Missio Belgique a récemment eu la joie d’accueillir Monseigneur Peter Chifukwa, évêque au Malawi, qu’accompagnait le père Marc Dewallef (missionnaires d’Afrique). Lors de cette visite fraternelle, Mgr. Chifukwa nous a accordé un entretien chaleureux au cours duquel il a principalement évoqué l’Église du Malawi, ses réalités et défis actuels et à venir. Un entretien mutuellement enrichissant dont nous reprenons ici la substance.
Pouvez-vous brièvement vous présenter à nos lecteurs ?
Je suis Monseigneur Peter Chifukwa, évêque du diocèse de Dedza au Malawi, depuis 4 ans. Avant ma nomination comme évêque, j’étais recteur du Petit Séminaire Saint Kisito de Dedza, depuis 2011.

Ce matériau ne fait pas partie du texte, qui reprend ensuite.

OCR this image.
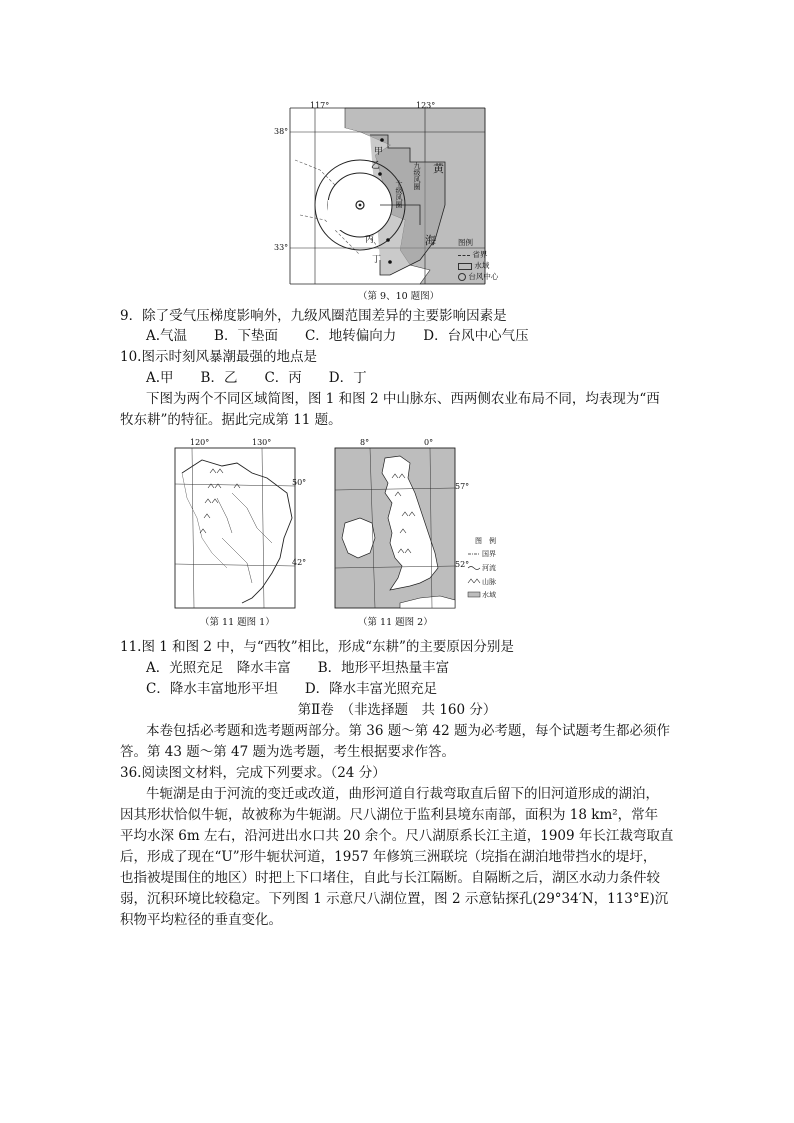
117°	123°
38°
33°
甲
乙
丙
丁
黄
海
九级风圈
十级风圈
图例
省界
水域
台风中心
（第 9、10 题图）
9．除了受气压梯度影响外，九级风圈范围差异的主要影响因素是
A.气温　　B．下垫面　　C．地转偏向力　　D．台风中心气压
10.图示时刻风暴潮最强的地点是
A.甲　　B．乙　　C．丙　　D．丁
下图为两个不同区域简图，图 1 和图 2 中山脉东、西两侧农业布局不同，均表现为“西
牧东耕”的特征。据此完成第 11 题。
120°	130°
50°
42°
（第 11 题图 1）
图　例
8°	0°
57°
52°
国界
河流
山脉
水域
（第 11 题图 2）
11.图 1 和图 2 中，与“西牧”相比，形成“东耕”的主要原因分别是
A．光照充足　降水丰富　　B．地形平坦热量丰富
C．降水丰富地形平坦　　D．降水丰富光照充足
第Ⅱ卷　（非选择题　共 160 分）
本卷包括必考题和选考题两部分。第 36 题～第 42 题为必考题，每个试题考生都必须作
答。第 43 题～第 47 题为选考题，考生根据要求作答。
36.阅读图文材料，完成下列要求。（24 分）
牛轭湖是由于河流的变迁或改道，曲形河道自行裁弯取直后留下的旧河道形成的湖泊，
因其形状恰似牛轭，故被称为牛轭湖。尺八湖位于监利县境东南部，面积为 18 km²，常年
平均水深 6m 左右，沿河进出水口共 20 余个。尺八湖原系长江主道，1909 年长江裁弯取直
后，形成了现在“U”形牛轭状河道，1957 年修筑三洲联垸（垸指在湖泊地带挡水的堤圩，
也指被堤围住的地区）时把上下口堵住，自此与长江隔断。自隔断之后，湖区水动力条件较
弱，沉积环境比较稳定。下列图 1 示意尺八湖位置，图 2 示意钻探孔(29°34′N，113°E)沉
积物平均粒径的垂直变化。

Pourquoi êtes-vous en Belgique ?
Je suis en Belgique pour la première fois, en vue de faire connaissance avec votre Église, rencontrer les Pères Missionnaires d’Afrique (les pères blancs) qui sont également en mission chez nous au Malawi. J’ai donc saisi cette occasion pour rendre visite à Missio Belgique, afin de savoir ce que vous faites concrètement, et ce que nous pouvons faire ensemble pour nous soutenir dans notre mission commune d’annoncer la Bonne Nouvelle aux quatre coins du monde.
Pouvez-vous brièvement nous présenter l’Église du Malawi ?
Avec plaisir. Le Malawi compte quelque 20 millions d’habitants, dont une majorité de chrétiens (77,3%, chiffres de 2018) ainsi qu’une minorité musulmane en croissance (18%), qui subit également l’influence de mouvements extrémistes. Les catholiques sont prépondérants (17%), mais réunis ensemble, les protestants sont beaucoup plus nombreux.
Le Malawi compte actuellement 8 diocèses, et deux autres sont en cours de création. Nous avons en outre deux archidiocèses et 10 évêques au total.
Un mot sur l’impact social de l’Église au Malawi ?
La visite du pape Jean-Paul en 1989 au Malawi a créé une dynamique très positive dans l’impact social de l’Église. C’est ainsi qu’en 1994, les évêques du Malawi ont publié une lettre pastorale qui a marqué un véritable tournant dans la vie politique du pays. En critiquant ouvertement le régime en place et la corruption, et en appelant au multipartisme, elle a enclenché la dynamique démocratique dont le pays récolte désormais les fruits. Depuis lors, la parole de l’Église catholique compte, elle est très écoutée et attendue par la société. D’autre part et comme d’habitude, l’Église au Malawi reste très active dans les domaines de l’éducation, de la formation et de la santé, avec le soutien du gouvernement.
L’Église entretient donc de bonnes relations avec le pouvoir politique au Malawi ?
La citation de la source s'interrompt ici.